After the tsunami hit the coast on Indonesia’s Sunda Strait, the World Council of Churches reached out with condolences to people who have lost loved ones. More than 12,000 residents have fled to higher ground amid further tsunami warnings.
“A natural disaster of this magnitude at a time when so many gathered to be with family to celebrate the promises of the future makes this all the more tragic and painful,” says Rev. Dr Olav Fykse Tveit, WCC general secretary. “We received your relief update informing us of the number of lives lost, the many injured and the properties experiencing damage”, he added.
Our thoughts and prayers are with the people affected by the tsunami in Indonesia. The church is called to be a source of recovery and restoration, particularly at such times of loss and pain, added Tveit. “We stand with you in your own pain and as you seek to bear witness to God’s love and care at this time. We journey with you now and as we continue on the pilgrimage of justice and peace.”
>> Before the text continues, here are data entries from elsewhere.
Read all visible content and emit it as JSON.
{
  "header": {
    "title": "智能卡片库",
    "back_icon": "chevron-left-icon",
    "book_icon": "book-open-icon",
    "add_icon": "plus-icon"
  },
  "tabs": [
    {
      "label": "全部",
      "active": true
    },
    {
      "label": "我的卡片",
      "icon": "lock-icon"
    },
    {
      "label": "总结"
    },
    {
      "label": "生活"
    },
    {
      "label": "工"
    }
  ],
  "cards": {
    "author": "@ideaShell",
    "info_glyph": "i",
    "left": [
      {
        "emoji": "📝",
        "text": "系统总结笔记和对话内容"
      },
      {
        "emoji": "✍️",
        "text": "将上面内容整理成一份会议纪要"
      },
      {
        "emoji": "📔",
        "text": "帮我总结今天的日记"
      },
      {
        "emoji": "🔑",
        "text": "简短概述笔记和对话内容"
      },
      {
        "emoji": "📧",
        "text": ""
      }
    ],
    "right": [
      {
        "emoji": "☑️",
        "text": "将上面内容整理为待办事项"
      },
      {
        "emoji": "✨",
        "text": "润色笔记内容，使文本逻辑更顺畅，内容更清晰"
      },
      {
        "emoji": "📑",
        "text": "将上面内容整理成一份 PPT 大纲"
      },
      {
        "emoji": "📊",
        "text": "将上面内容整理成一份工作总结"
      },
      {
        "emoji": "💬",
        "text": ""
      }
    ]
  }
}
ACT Alliance is actively working on the humanitarian response in the country, both through national members (Yakkum Emergency Unit and Pelkesi) and international members, even as they continue to respond to the earlier earthquake in Lombok and the earthquake and tsunami in Central Sulawesi.
Indonesian military and rescue teams continue to search through debris, hoping to find survivors of a tsunami triggered by a landslide from a volcano that has claimed the lives of more than 370 people — a figure the Government says will most likely rise.
More than 12,000 residents have fled to higher ground amid further tsunami warnings.
A high tide warning has been extended to Wednesday.
64 hectares of the volcanic island Anak Krakatau was dumped into the sea.
Thick clouds of ash spewed from Anak Krakatau, a volcanic island where a crater collapse at high tide late on Saturday set off waves that smashed into coastal areas on both sides of the Sunda Strait between the islands of Sumatra and Java.
Rescuers used heavy machinery and bare hands to dig bodies out of mud and wreckage along a 100-kilometre stretch of Java’s west coast.
More than 1,400 people were injured and about 12,000 residents had to move to higher ground, with a high-tide warning extended to Wednesday.